Und so kommt es, dass ich als Atheist auch an christlichen Feiertagen (z. B. 6. Januar) zu Hause bleibe. :-)
Man erkennt die eben sehr gut an Feiertagen wie Weihnachten oder Ostern. Mir persönlich ist in Deutschland kein Atheist bekannt, der diese Tage nicht auch feiern würde, aber eben nur als ein Fest zum feiern und nicht um die Geburt Jesu oder seine Auferstehung sich ins Gedächtnis zu rufen.
Deinem Beitrag ist nichts mehr hinzuzufügen.Sachich und objektiv.
Laizismus bedeutet,dass es eine strikte Trennung zwischen Kirche und Staat gibt, aber es bedeutet nicht, dass der Staat die Religionsausübung seiner Bürger unterdrücken darf.
Der Staat darf und muß sogar die Religionsausübung seiner Bürger unterdrücken, wenn diese die Rechte anderer unterdrücken oder beschneiden.
Wenn sie das tun, ja. Solange sie es nicht tun, nicht.
...so wie es in der Bibel steht, öffentlich gegen Hexen vor zu gehen.
Interessant. Wo steht denn das in der Bibel?
"Öffentlich gegen Hexen vor zu gehen", kannst du da eine oder mehrere Stellen dazu angeben?

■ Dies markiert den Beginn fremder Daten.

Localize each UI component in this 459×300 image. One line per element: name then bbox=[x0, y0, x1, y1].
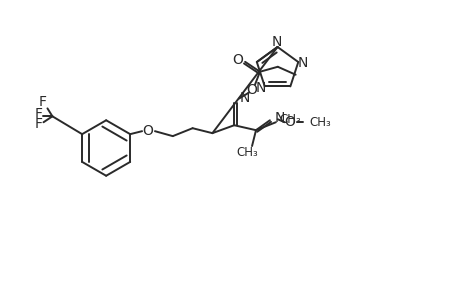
Text: N: N bbox=[255, 81, 265, 95]
Text: N: N bbox=[239, 92, 249, 106]
Text: F: F bbox=[34, 107, 42, 121]
Text: CH₃: CH₃ bbox=[309, 116, 330, 129]
Text: F: F bbox=[34, 117, 42, 131]
Text: N: N bbox=[271, 35, 281, 49]
Text: N: N bbox=[274, 111, 285, 125]
Text: O: O bbox=[232, 53, 243, 67]
Text: O: O bbox=[142, 124, 153, 138]
Text: O: O bbox=[284, 115, 295, 129]
Text: F: F bbox=[39, 95, 46, 110]
Text: CH₃: CH₃ bbox=[279, 113, 301, 126]
Text: N: N bbox=[297, 56, 308, 70]
Text: O: O bbox=[246, 82, 257, 97]
Text: CH₃: CH₃ bbox=[236, 146, 257, 160]
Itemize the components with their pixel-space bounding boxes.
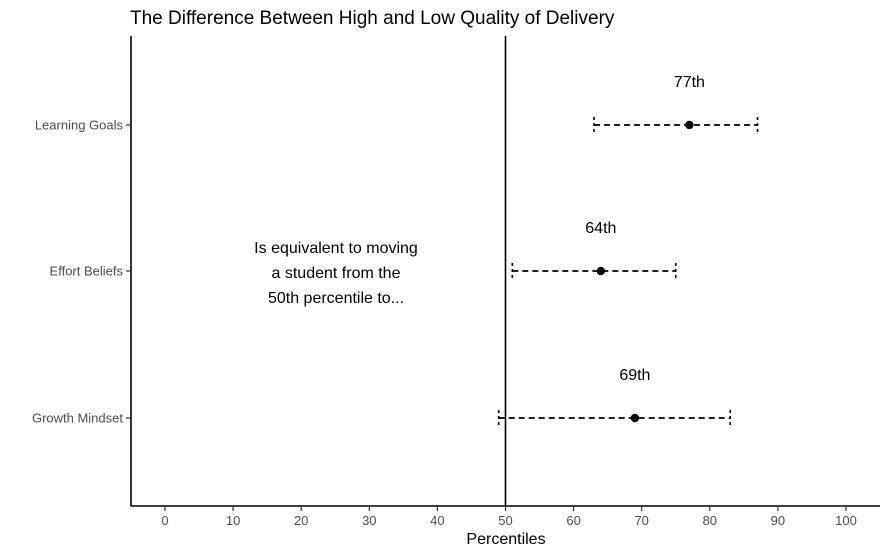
x-tick-label: 90	[771, 513, 785, 528]
x-tick-label: 0	[161, 513, 168, 528]
annotation-line-3: 50th percentile to...	[268, 290, 404, 307]
x-tick-label: 80	[703, 513, 717, 528]
data-label: 69th	[619, 367, 650, 384]
data-label: 64th	[585, 220, 616, 237]
x-tick-label: 60	[566, 513, 580, 528]
x-tick-label: 20	[294, 513, 308, 528]
y-axis-ticks: Learning Goals Effort Beliefs Growth Minds…	[32, 118, 131, 426]
x-tick-label: 100	[835, 513, 857, 528]
annotation: Is equivalent to moving a student from t…	[254, 240, 418, 307]
annotation-line-2: a student from the	[272, 265, 401, 282]
y-tick-label: Learning Goals	[35, 118, 124, 133]
x-tick-label: 50	[498, 513, 512, 528]
x-axis-ticks: 0 10 20 30 40 50 60 70 80 90 100	[161, 506, 857, 528]
x-tick-label: 10	[226, 513, 240, 528]
data-point	[596, 266, 606, 276]
y-tick-label: Growth Mindset	[32, 411, 123, 426]
x-tick-label: 30	[362, 513, 376, 528]
annotation-line-1: Is equivalent to moving	[254, 240, 418, 257]
data-marks: 77th 64th 69th	[497, 74, 759, 426]
y-tick-label: Effort Beliefs	[50, 264, 124, 279]
chart-title: The Difference Between High and Low Qual…	[130, 8, 615, 29]
x-axis-label: Percentiles	[466, 531, 545, 548]
data-label: 77th	[674, 74, 705, 91]
data-point	[630, 413, 640, 423]
data-point	[685, 120, 694, 130]
x-tick-label: 40	[430, 513, 444, 528]
x-tick-label: 70	[634, 513, 648, 528]
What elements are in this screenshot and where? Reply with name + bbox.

Wo steht denn das in der Bibel?
Das steht im 2. Buch Moses, 22,17:
Eine Hexe sollst du nicht am Leben lassen.
Danke, wollte es gerade raussuchen.
"Eine Hexe sollst du nicht am Leben lassen." (Ex 22,17; vgl. Lev 20,27 und Dtn 18,10-12)
Die Stelle selbst war mir schon bekannt, aber dort steht eben nicht "öffentlich".

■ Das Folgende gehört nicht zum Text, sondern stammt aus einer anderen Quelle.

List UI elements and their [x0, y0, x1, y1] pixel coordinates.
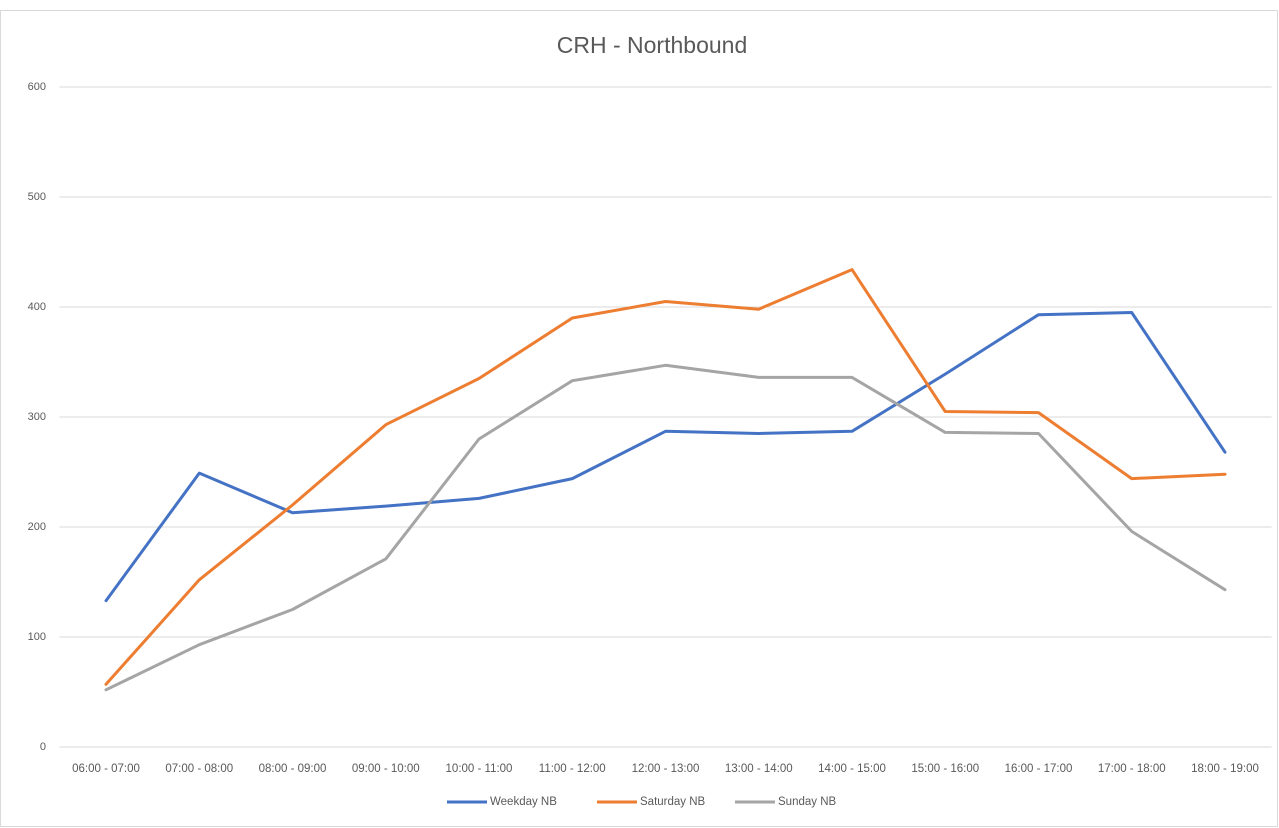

Außerdem muss man diesen Vers in dem Kontext lesen, in dem er steht. Die Kapitel vorher und nachher sind sozusagen der Strafrechtskatalog des Volkes Israel. Nach der Aufzählung der 10 Gebote (Ex 20, 1ff) kommen gewissermaßen die Einzelausführungen und Ergänzungsvorschriften. Es geht also nicht um Unterdrückung, sondern um Rechtsprechung im damaligen kulturellen Umfeld. Wenn man allein das Vorhandensein von Strafrechtsbestimmungen als Unterdrückung in Frage stellt, wie will man dann überhaupt eine öffentliche Ordnung aufrechterhalten?
Strafrecht unterliegt immer dem Wandel der Gesellschaft mit ihren Vorstellungen von Recht und Unrecht. Das ist auch in der Gegenwart so. Noch vor einigen Jahrzehnten stand es unter Strafe, bestimmte sexuelle Verbindungen einzugehen (z. B. Homosexualität). Heute betrachtet man das als ein Recht im Rahmen der sexuellen Selbstbestimmung.
Oder ein anderes Beispiel: Bis vor wenigen Jahrzehnten schützte man ungeborene Kinder vom Beginn ihrer Zeugung an und Abtreibung stand grundsätzlich unter Strafe. Die Abtreibungsparagrafen im Strafgesetzbuch wurde so verändert, dass von vielen Teilen der Bevölkerung die vorsätzliche Tötung von ungeborenen Kindern nicht mehr als schweres Unrecht empfunden wird. Einige Gruppierungen in der Bevölkerung sprechen sogar von einem Recht auf Abtreibung, weil diese dem Recht der sexuellen Selbstbestimmung der Frau zuwiderlaufe.
Du siehst, wie sehr sich die Vorstellung von Recht und Unrecht ändern kann. Ich will mir nicht ausmalen, wie künftige Generationen über uns denken und urteilen werden, wie wir mit unseren ungeborenen Kindern, den Müttern, den Vätern und dem beteiligten medizinischen Personal umgegangen sind oder wie wir die sexuelle Selbstbestimmung gesehen haben.
Auch wenn ich viel Dinge damals wie heute nicht billige, muss man das immer im geschichtlichen und gesellschaftlich-kulturellen Kontext betrachten und beurteilen. Davon scheint mir aber die o.g. Behauptung mit den Hexen weit entfernt zu sein.
Der Staat darf und muß sogar die Religionsaussübung seiner Bürger unterdrücken, wenn diese die Rechte anderer unterdrücken oder beschneiden.
Versuche mal heute in Deutschland eine Kirche in einem Wohngebiet mit so lauten Glocken wie vor 300 Jahren zu bauen oder, so wie es in der Bibel steht, öffentlich gegen Hexen vor zu gehen.